Reputation: 13
I am using the step functions data science SDK using python
. I have a task that runs every day and the path of the data that is to be accessed in certain steps of the step functions keeps changing every day as it has the date parameter.
How can I pass the date parameter when I execute the step function and use it so that I can access new data every day automatically.
This is an example of a step I am adding to the workflow.

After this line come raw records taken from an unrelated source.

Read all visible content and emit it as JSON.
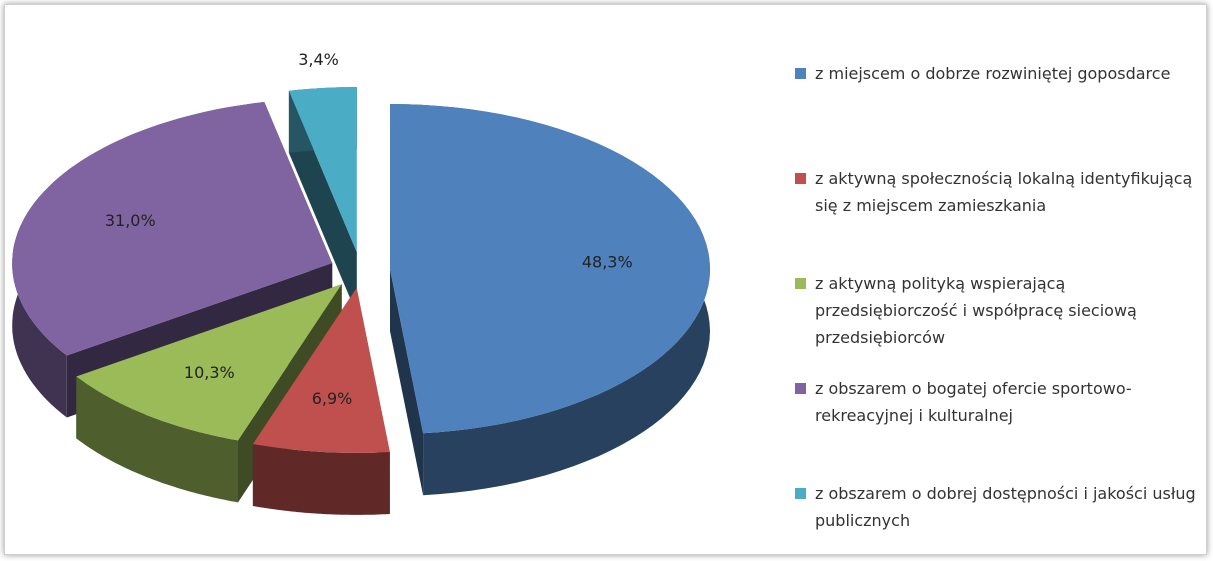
{
  "chart_data": {
    "type": "pie",
    "categories": [
      "z miejscem o dobrze rozwiniętej goposdarce",
      "z aktywną społecznością lokalną identyfikującą się z miejscem zamieszkania",
      "z aktywną polityką wspierającą przedsiębiorczość i współpracę sieciową przedsiębiorców",
      "z obszarem o bogatej ofercie sportowo-rekreacyjnej i kulturalnej",
      "z obszarem o dobrej dostępności i jakości usług publicznych"
    ],
    "values": [
      48.3,
      6.9,
      10.3,
      31.0,
      3.4
    ],
    "value_labels": [
      "48,3%",
      "6,9%",
      "10,3%",
      "31,0%",
      "3,4%"
    ],
    "colors": [
      "#4f81bd",
      "#c0504d",
      "#9bbb59",
      "#8064a2",
      "#4bacc6"
    ],
    "legend": "right"
  }
}
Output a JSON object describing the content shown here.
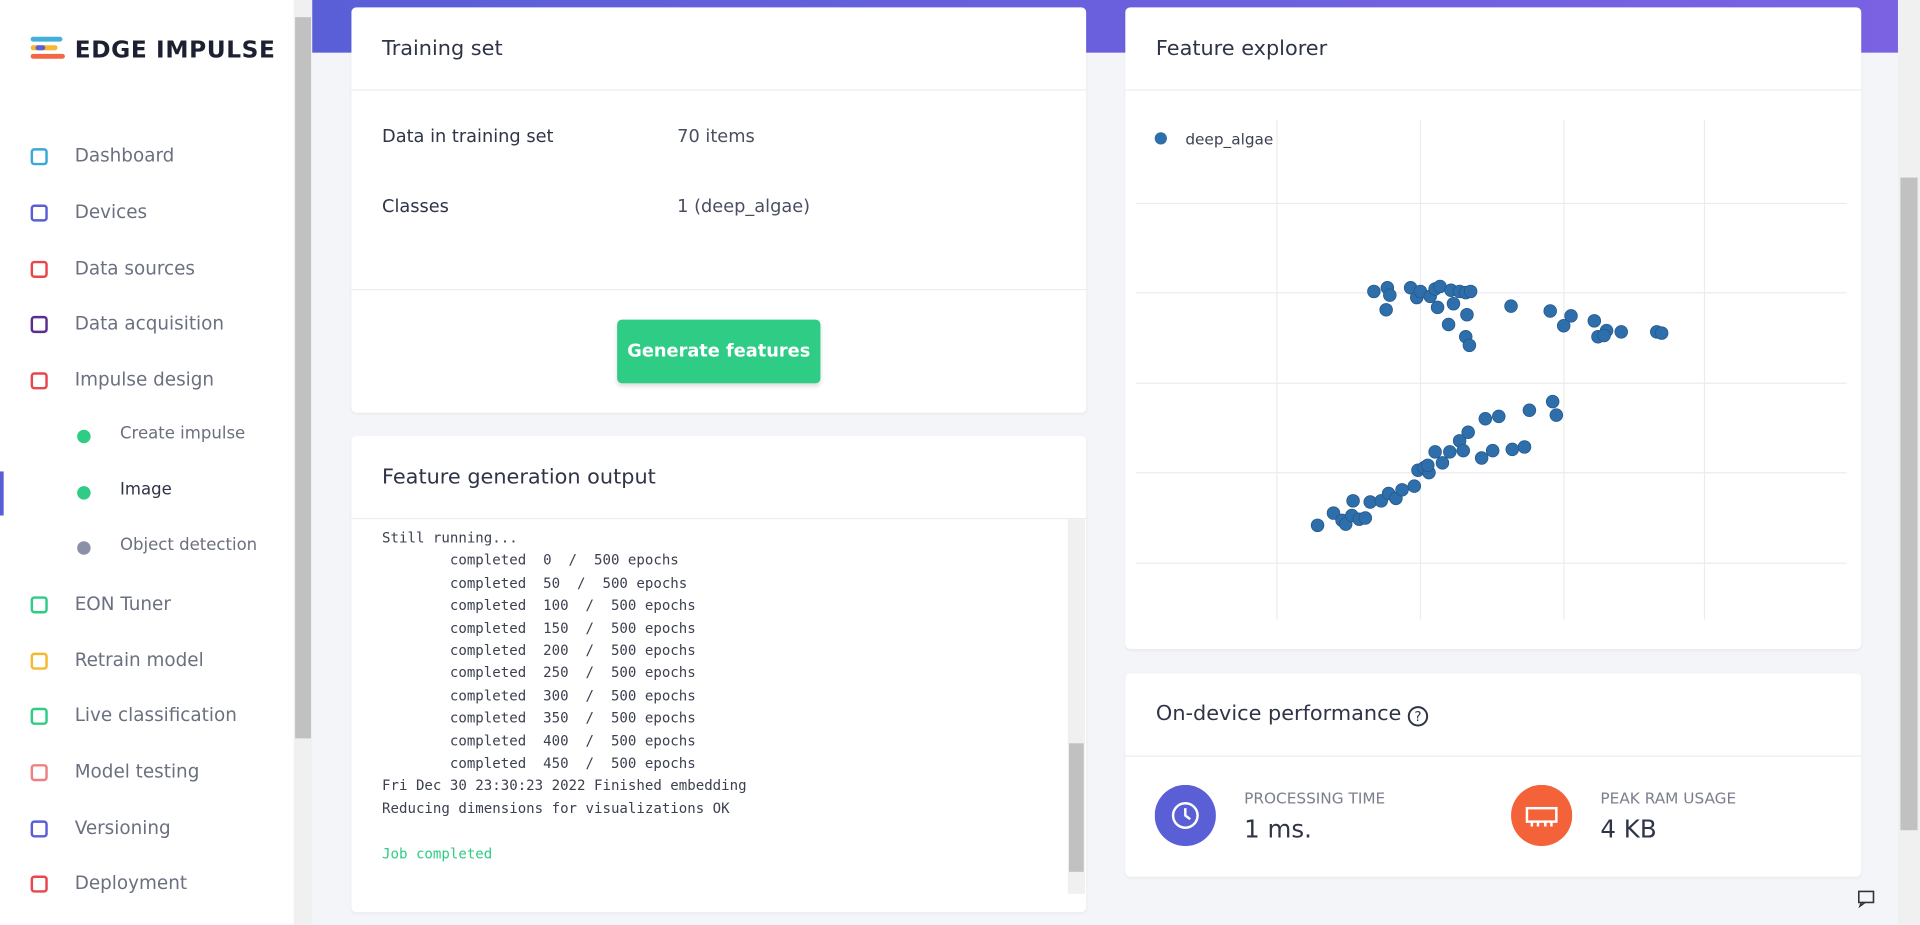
{
  "sidebar": {
    "logo": "EDGE IMPULSE",
    "items": [
      "Dashboard",
      "Devices",
      "Data sources",
      "Data acquisition",
      "Impulse design",
      "Create impulse",
      "Image",
      "Object detection",
      "EON Tuner",
      "Retrain model",
      "Live classification",
      "Model testing",
      "Versioning",
      "Deployment"
    ]
  },
  "training_set": {
    "title": "Training set",
    "rows": [
      [
        "Data in training set",
        "70 items"
      ],
      [
        "Classes",
        "1 (deep_algae)"
      ]
    ],
    "button": "Generate features"
  },
  "feature_output": {
    "title": "Feature generation output",
    "lines": [
      "Still running...",
      "        completed  0  /  500 epochs",
      "        completed  50  /  500 epochs",
      "        completed  100  /  500 epochs",
      "        completed  150  /  500 epochs",
      "        completed  200  /  500 epochs",
      "        completed  250  /  500 epochs",
      "        completed  300  /  500 epochs",
      "        completed  350  /  500 epochs",
      "        completed  400  /  500 epochs",
      "        completed  450  /  500 epochs",
      "Fri Dec 30 23:30:23 2022 Finished embedding",
      "Reducing dimensions for visualizations OK",
      "",
      "Job completed"
    ]
  },
  "chart_data": {
    "type": "scatter",
    "title": "Feature explorer",
    "grid": true,
    "xlim": [
      0,
      580
    ],
    "ylim": [
      0,
      408
    ],
    "series": [
      {
        "name": "deep_algae",
        "color": "#2e6fab",
        "x": [
          194,
          205,
          207,
          204,
          224,
          229,
          232,
          240,
          244,
          248,
          246,
          257,
          259,
          264,
          269,
          273,
          255,
          270,
          269,
          272,
          306,
          338,
          355,
          349,
          374,
          377,
          384,
          382,
          396,
          425,
          429,
          148,
          161,
          168,
          171,
          176,
          177,
          182,
          187,
          191,
          200,
          206,
          212,
          217,
          227,
          230,
          235,
          239,
          238,
          244,
          250,
          256,
          264,
          267,
          271,
          282,
          285,
          291,
          296,
          307,
          317,
          321,
          340,
          343
        ],
        "values": [
          268,
          271,
          265,
          253,
          271,
          263,
          268,
          264,
          270,
          272,
          255,
          269,
          258,
          268,
          267,
          268,
          241,
          249,
          231,
          224,
          256,
          252,
          248,
          240,
          244,
          231,
          236,
          232,
          235,
          235,
          234,
          77,
          87,
          81,
          78,
          85,
          97,
          82,
          83,
          96,
          97,
          103,
          99,
          106,
          109,
          122,
          124,
          120,
          126,
          137,
          128,
          137,
          146,
          138,
          153,
          132,
          164,
          138,
          166,
          139,
          141,
          171,
          178,
          167
        ]
      }
    ]
  },
  "performance": {
    "title": "On-device performance",
    "items": [
      {
        "label": "PROCESSING TIME",
        "value": "1 ms."
      },
      {
        "label": "PEAK RAM USAGE",
        "value": "4 KB"
      }
    ]
  }
}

etl_step = steps.GlueStartJobRunStep(
'Extract, Transform, Load',
parameters={"JobName": execution_input['GlueJobName'],
"Arguments":{
'--S3_SOURCE': data_source,
'--S3_DEST': 's3a://{}/{}/'.format(bucket, project_name),
'--TRAIN_KEY': train_prefix + '/',
'--VAL_KEY': val_prefix +'/'}
}
)
I want to add the date variable to the S3_DEST. If I use execution_input, the type isn't string so I cannot concatenate it for the path.
Upvotes: 1
Views: 4446
Reputation: 35146
Edit
If the date is a datetime
object you can use datetime.strftime('%Y-%m-%d')` to output it as a string.
Original
Step functions support input into them.
If you're using the SDK for start_execution then you can use the input parameter.
If you have CloudWatch event you can specify a constant from the console.
Upvotes: 1